Written by on Thursday, April 25, 2024

Mother of Palmetto man who died in police custody says it’s overdue — and a good investment.

By Johannes Werner

Original Air Date: Apr. 24, 2024

Host: It’ll soon be half a year since Breonte Johnson-Davis died while in custody of Palmetto police officers, after suffering a mental health episode. Other than a state investigation that found no wrongdoing by the officers who tased, wrestled and beat the 36-year old, there have been no consequences. Tracey Washington, Breonte’s mom, wants to change that. For one, she is asking Palmetto Mayor Shirley Bryant to resign. But she is also taking her fight to improve policing to the Manatee County Commission. Our news team was in downtown Bradenton yesterday morning, for a press conference organized by the Party of Socialism and Liberation and the Suncoast Answer Coalition ahead of the Manatee County Commission meeting.

Johannes Werner: The City of St. Petersburg Police has instituted the CALL program. CALL stands for Community Assistance and Life Liaison, and since it got started in 2021, it has been sending out medical personnel in response to some emergency calls, rather than – or in addition to – cops. City of Tampa police last week followed up with a similar program. And that’s what Breonte’s mom would like to see happen in Manatee County.

Tracey Washington

Tracey Washington: Nothing has happened. They cleared the officers about two months ago, and I’m asking for the CALL program to come into our community so that we can save some lives. I don’t want any other mother or anybody else to have to endure what I’m enduring because this pain is unbearable.

JW: What do you think the difference between the CALL program and no CALL program would be?

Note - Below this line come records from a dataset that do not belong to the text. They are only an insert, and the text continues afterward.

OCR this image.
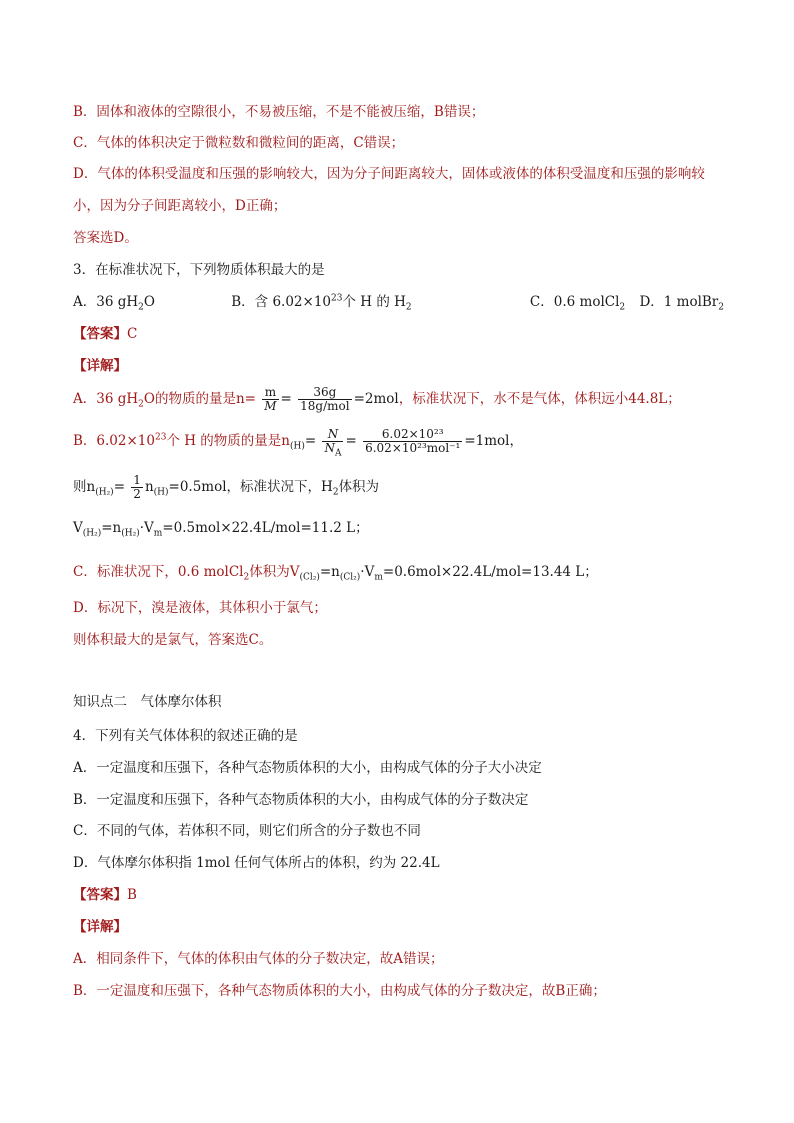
B．固体和液体的空隙很小，不易被压缩，不是不能被压缩，B错误；
C．气体的体积决定于微粒数和微粒间的距离，C错误；
D．气体的体积受温度和压强的影响较大，因为分子间距离较大，固体或液体的体积受温度和压强的影响较
小，因为分子间距离较小，D正确；
答案选D。
3．在标准状况下，下列物质体积最大的是
A．36 $gH_2O$	B．含 $6.02\times 10^{23}$个 H 的 $H_2$	C．0.6 molCl$_2$ D．1 molBr$_2$
【答案】C
【详解】
A．36 $gH_2O$的物质的量是$n= \frac{m}{M} = \frac{36g}{\text{18g/mol}} =2mol$，标准状况下，水不是气体，体积远小44.8L；
B．$6.02\times 10^{23}$个 H 的物质的量是$n_{(H)}= \frac{N}{N_A} = \frac{\text{6.02×10²³}}{\text{6.02×10²³mol⁻¹}} =1mol$，
则$n_{(H_2)}= \frac{1}{2} n_{(H)}=0.5mol$，标准状况下，$H_2$体积为
$V_{(H_2)}=n_{(H_2)}\cdot V_m=0.5mol\times 22.4L/mol=11.2$ L；
C．标准状况下，0.6 molCl$_2$体积为$V_{(Cl_2)}=n_{(Cl_2)}\cdot V_m=0.6mol\times 22.4L/mol=13.44$ L；
D．标况下，溴是液体，其体积小于氯气；
则体积最大的是氯气，答案选C。
知识点二　气体摩尔体积
4．下列有关气体体积的叙述正确的是
A．一定温度和压强下，各种气态物质体积的大小，由构成气体的分子大小决定
B．一定温度和压强下，各种气态物质体积的大小，由构成气体的分子数决定
C．不同的气体，若体积不同，则它们所含的分子数也不同
D．气体摩尔体积指 1mol 任何气体所占的体积，约为 22.4L
【答案】B
【详解】
A．相同条件下，气体的体积由气体的分子数决定，故A错误；
B．一定温度和压强下，各种气态物质体积的大小，由构成气体的分子数决定，故B正确；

TW: Somebody else will die. We need trained personnel to go out into these situations, to be there in order to intervene, not a police showing up with your tasers.

JW: You’re going beyond Palmetto, you’re going to the Manatee County Commission now. Why?

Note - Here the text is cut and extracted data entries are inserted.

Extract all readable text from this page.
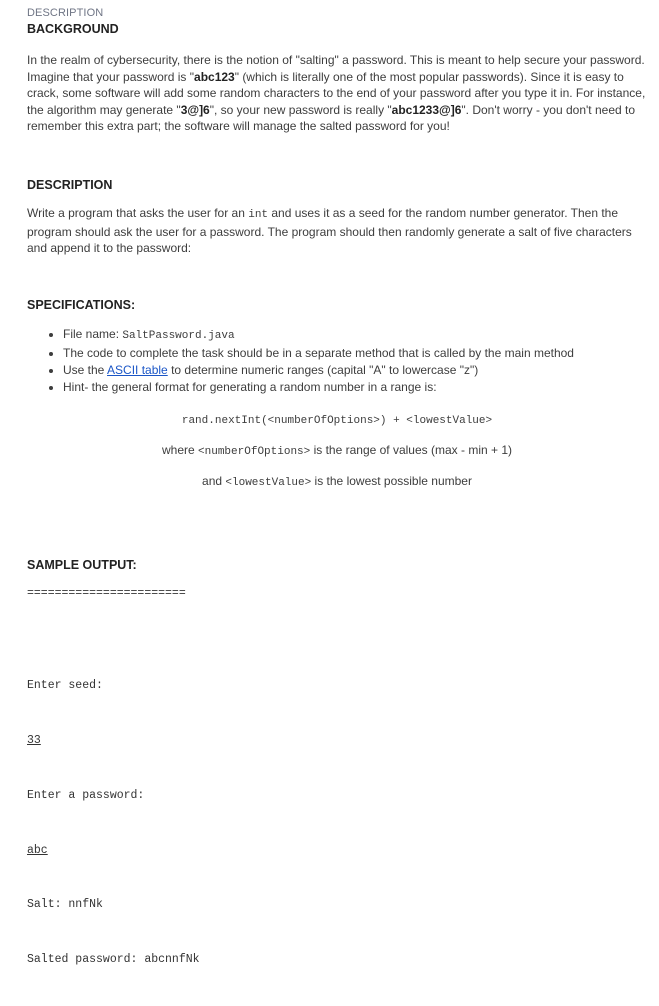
DESCRIPTION
BACKGROUND

In the realm of cybersecurity, there is the notion of "salting" a password. This is meant to help secure your password. Imagine that your password is "abc123" (which is literally one of the most popular passwords). Since it is easy to crack, some software will add some random characters to the end of your password after you type it in. For instance, the algorithm may generate "3@]6", so your new password is really "abc1233@]6". Don't worry - you don't need to remember this extra part; the software will manage the salted password for you!

DESCRIPTION

Write a program that asks the user for an int and uses it as a seed for the random number generator. Then the program should ask the user for a password. The program should then randomly generate a salt of five characters and append it to the password:

SPECIFICATIONS:
• File name: SaltPassword.java
• The code to complete the task should be in a separate method that is called by the main method
• Use the ASCII table to determine numeric ranges (capital "A" to lowercase "z")
• Hint- the general format for generating a random number in a range is:
rand.nextInt(<numberOfOptions>) + <lowestValue>
where <numberOfOptions> is the range of values (max - min + 1)
and <lowestValue> is the lowest possible number
SAMPLE OUTPUT:
=======================

Enter seed:

33

Enter a password:

abc

Salt: nnfNk

Salted password: abcnnfNk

TW: We’re hoping that we can get some funding to bring the program to Manatee County, to introduce it here. So today I’m here to introduce the CALL program to Manatee County, and also asking for the resignation of Mayor Shirley Bryant.

JW: At the press conference, Sarah Parker with the Suncoast Answer Coalition, made the case why Manatee County should institute something like the CALL program.

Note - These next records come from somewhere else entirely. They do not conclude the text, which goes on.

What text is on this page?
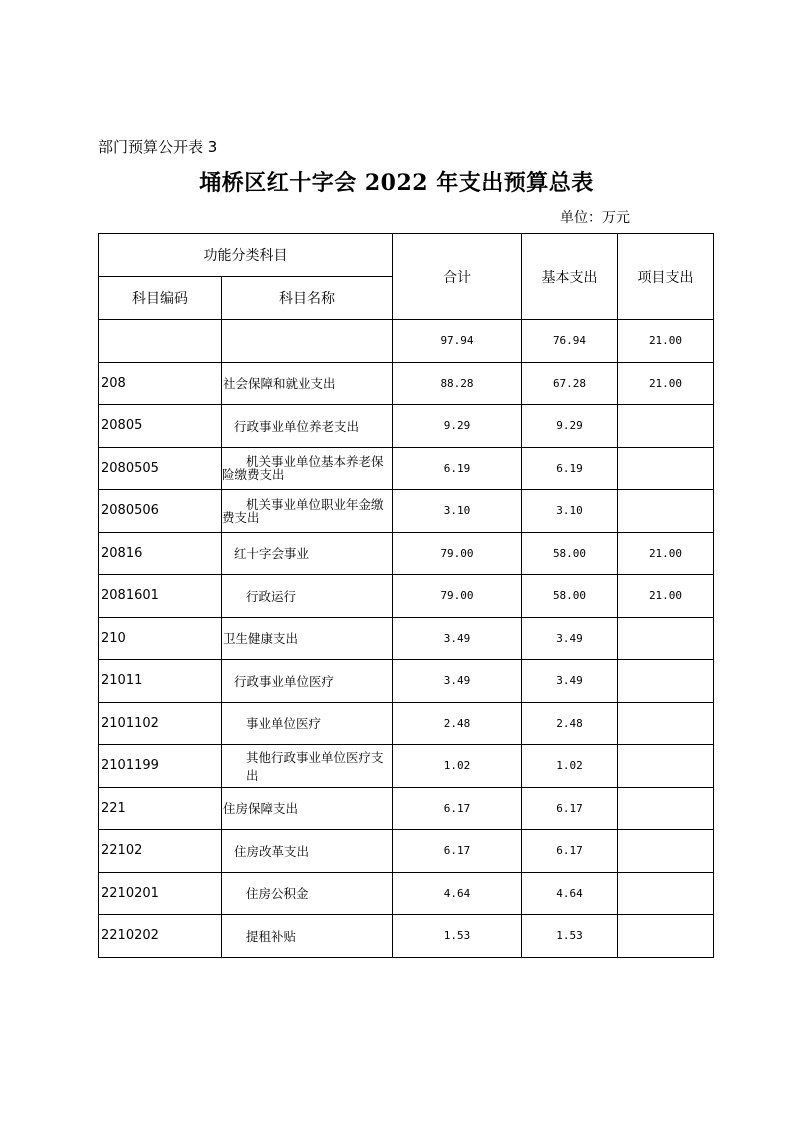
部门预算公开表 3
埇桥区红十字会 2022 年支出预算总表
单位：万元
功能分类科目		合计	基本支出	项目支出
科目编码	科目名称			
		97.94	76.94	21.00
208	社会保障和就业支出	88.28	67.28	21.00
20805	行政事业单位养老支出	9.29	9.29	
2080505	机关事业单位基本养老保险缴费支出	6.19	6.19	
2080506	机关事业单位职业年金缴费支出	3.10	3.10	
20816	红十字会事业	79.00	58.00	21.00
2081601	行政运行	79.00	58.00	21.00
210	卫生健康支出	3.49	3.49	
21011	行政事业单位医疗	3.49	3.49	
2101102	事业单位医疗	2.48	2.48	
2101199	其他行政事业单位医疗支出	1.02	1.02	
221	住房保障支出	6.17	6.17	
22102	住房改革支出	6.17	6.17	
2210201	住房公积金	4.64	4.64	
2210202	提租补贴	1.53	1.53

Sarah Parker: This is not political. This is fiscally responsible. If you look at people, every one of the commissioners that sit on this board — someone they love has either had a mental health crisis, someone they love has a drug addiction problem. Drug addiction and mental health crises have no political affiliation. They impact everyone, they impact the entire community. Furthermore, the county commissioners, if they can spend money on palm trees, and they can spend money on parking, and they can spend on renovating their offices, they can spend money to do this. This would also lower the amount of inmates, like groups that are in jails, which would then also save the county money.

JW: Referring to the Palmetto police chief’s argument that he could not afford to put his officers on leave while being investigated, Parker said this:

SP: I would like to point out something that Chief Tyler pointed out. He said that he did not send his officers on administrative paid leave because he could not afford it. There were not enough officers. If that is the case, then we need mental health people to go and respond to these calls.

JW: At the Manatee County Commission meeting, commissioners did not respond to the requests made by Washington and Parker, among others, during public comment.

Before the meeting, Tracey Washington expressed this:

JW: Do you think they will listen?

TW: I hope they will.

JW: Reporting from Bradenton for WSLR News, this has been Johannes Werner.